I guess from a purely technical standpoint, you'd train two models, one as "Safe" and the other as "Unsafe". "Safe" is what would be used by the end-user, allowing them to access safe data, apis, messaging, web.. you name it. "Unsafe" would be used internally at Apple and would have system-wide access, access to unlimited user data, root privileges, perhaps unsafe image generation and web search... basically no limit to what an LLM could achieve.


And spend billions and billions of dollars to get - a better Siri?

That's my point, Apple has invested so much into Siri that there's no reason why it's not the most advanced LLM in the world. They missed the mark completely. Why? If Jobs were still in charge, the entire team would have been gone years ago.

This was my experience using StackOverflow. I've commented, asked questions, and received answers. Aside from a few questionable downvotes I received occasionally, I never felt like the community was toxic.

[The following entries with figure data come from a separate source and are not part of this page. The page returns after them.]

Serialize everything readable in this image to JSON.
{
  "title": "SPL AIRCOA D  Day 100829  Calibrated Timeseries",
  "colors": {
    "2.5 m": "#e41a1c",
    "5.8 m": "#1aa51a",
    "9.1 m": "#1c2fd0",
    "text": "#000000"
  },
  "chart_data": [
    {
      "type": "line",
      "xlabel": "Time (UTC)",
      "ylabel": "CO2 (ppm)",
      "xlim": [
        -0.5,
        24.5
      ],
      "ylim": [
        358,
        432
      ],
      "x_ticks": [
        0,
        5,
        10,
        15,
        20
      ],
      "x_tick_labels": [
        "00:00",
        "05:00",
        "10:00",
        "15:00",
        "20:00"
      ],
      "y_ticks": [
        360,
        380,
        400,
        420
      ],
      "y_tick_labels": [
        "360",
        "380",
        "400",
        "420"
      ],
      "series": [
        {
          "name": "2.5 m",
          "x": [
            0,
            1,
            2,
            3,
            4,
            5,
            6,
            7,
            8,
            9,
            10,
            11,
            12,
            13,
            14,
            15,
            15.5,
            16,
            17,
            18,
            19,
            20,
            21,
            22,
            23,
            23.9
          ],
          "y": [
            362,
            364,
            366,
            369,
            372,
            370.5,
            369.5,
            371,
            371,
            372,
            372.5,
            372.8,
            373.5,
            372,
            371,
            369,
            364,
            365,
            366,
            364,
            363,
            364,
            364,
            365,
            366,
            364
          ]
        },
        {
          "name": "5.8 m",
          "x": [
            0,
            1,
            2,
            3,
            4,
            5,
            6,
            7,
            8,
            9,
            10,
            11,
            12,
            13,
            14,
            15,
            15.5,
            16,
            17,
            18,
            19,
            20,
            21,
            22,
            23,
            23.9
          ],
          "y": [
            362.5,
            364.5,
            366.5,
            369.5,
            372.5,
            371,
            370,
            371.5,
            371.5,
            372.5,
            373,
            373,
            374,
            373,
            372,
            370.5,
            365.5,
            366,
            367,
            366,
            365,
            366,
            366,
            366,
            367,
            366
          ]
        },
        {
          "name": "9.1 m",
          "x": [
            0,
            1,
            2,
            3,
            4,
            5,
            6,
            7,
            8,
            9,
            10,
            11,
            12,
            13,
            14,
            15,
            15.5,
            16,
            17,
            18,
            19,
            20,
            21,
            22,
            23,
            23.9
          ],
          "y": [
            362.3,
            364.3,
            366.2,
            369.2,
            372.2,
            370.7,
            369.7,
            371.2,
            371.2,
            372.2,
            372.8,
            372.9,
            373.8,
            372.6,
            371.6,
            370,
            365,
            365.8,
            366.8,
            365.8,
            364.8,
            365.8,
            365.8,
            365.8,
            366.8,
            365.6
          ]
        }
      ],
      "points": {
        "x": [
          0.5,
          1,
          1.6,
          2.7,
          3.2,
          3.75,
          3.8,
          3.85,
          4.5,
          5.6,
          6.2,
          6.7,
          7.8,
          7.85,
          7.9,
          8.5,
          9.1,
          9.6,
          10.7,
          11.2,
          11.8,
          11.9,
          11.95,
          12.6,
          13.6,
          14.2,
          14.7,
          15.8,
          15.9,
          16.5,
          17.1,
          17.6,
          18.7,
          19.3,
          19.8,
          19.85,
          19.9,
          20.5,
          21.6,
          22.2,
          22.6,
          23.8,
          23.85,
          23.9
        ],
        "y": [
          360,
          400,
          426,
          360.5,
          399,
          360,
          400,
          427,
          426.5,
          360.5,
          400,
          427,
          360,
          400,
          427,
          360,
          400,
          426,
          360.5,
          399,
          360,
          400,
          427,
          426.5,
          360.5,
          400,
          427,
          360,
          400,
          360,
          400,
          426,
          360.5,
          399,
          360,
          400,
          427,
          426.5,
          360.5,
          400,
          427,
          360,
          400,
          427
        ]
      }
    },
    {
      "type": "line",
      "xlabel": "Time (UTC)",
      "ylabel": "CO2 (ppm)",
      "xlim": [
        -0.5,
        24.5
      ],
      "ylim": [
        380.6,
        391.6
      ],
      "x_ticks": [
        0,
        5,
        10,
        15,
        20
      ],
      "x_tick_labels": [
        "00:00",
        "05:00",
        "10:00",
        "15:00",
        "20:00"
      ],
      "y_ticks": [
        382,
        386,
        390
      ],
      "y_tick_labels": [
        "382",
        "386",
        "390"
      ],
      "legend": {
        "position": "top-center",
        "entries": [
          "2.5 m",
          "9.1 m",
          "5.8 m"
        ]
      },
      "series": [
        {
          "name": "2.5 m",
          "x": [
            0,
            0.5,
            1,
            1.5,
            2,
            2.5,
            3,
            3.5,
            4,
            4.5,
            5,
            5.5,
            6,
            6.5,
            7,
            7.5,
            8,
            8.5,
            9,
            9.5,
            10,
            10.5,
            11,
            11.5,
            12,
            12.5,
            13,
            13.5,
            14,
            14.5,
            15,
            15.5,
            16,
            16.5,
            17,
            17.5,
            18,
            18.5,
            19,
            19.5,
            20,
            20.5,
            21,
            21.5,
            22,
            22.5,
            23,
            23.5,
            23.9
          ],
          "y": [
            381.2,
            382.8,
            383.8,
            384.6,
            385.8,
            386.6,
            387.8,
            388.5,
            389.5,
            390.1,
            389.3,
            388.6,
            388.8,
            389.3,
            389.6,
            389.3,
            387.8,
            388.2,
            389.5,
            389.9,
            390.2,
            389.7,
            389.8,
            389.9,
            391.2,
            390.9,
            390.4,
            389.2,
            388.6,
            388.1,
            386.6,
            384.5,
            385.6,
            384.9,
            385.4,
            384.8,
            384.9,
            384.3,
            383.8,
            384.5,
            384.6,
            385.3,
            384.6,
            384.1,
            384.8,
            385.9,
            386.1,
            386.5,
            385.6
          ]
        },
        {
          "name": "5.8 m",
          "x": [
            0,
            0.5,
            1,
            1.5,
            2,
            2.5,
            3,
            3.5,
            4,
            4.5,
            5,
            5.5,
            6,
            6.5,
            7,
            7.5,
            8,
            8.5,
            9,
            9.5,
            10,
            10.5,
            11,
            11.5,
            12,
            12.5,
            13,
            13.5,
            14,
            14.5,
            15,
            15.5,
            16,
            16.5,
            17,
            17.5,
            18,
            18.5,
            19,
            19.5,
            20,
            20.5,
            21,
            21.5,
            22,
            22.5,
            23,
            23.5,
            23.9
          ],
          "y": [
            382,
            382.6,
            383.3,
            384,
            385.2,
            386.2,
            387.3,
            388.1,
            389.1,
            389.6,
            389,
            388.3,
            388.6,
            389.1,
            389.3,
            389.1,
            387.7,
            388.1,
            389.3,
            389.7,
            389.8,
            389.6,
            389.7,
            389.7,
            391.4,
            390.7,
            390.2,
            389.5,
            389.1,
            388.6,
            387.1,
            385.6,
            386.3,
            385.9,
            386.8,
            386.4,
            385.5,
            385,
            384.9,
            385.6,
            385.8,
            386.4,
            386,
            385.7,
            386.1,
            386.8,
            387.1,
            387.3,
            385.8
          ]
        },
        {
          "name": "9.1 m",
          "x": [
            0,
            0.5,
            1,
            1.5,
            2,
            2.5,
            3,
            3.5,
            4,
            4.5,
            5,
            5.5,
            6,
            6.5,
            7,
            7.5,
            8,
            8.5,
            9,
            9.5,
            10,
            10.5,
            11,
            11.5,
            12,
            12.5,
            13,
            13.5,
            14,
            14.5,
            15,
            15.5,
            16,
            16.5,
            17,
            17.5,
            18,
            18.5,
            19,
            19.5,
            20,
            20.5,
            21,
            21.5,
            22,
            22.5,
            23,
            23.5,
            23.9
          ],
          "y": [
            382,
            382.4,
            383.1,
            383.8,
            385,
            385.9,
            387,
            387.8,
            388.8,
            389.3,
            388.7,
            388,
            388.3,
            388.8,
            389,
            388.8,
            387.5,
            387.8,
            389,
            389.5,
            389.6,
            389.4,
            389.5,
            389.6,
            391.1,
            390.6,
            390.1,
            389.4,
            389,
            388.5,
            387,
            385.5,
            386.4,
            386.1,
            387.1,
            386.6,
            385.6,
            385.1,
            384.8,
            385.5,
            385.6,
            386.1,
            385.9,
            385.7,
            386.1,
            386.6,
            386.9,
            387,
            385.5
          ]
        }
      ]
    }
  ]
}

Ideally, you'd train them on the core documentation of the language or tool itself.

Hopefully, LLMs lead to more thorough documentation at the start of a new language, framework, or tool. Perhaps to the point of the documentation being specifically tailored to read well for the LLM that will parse and internalize it.

Most of what StackOverflow was was just a regurgitation of knowledge that people could acquire from documentation or research papers. It obviously became easier to ask on SO than dig through documentation. LLMs (in theory) should be able to do that digging for you at lightning speed.

What ended up happening was people would turn to the internet and Stack Overflow to get a quick answer and string those answers together to develop a solution, never reading or internalizing documentation. I was definitely guilty of this many times. I think in the long run it's probably good that Stack Overflow dies.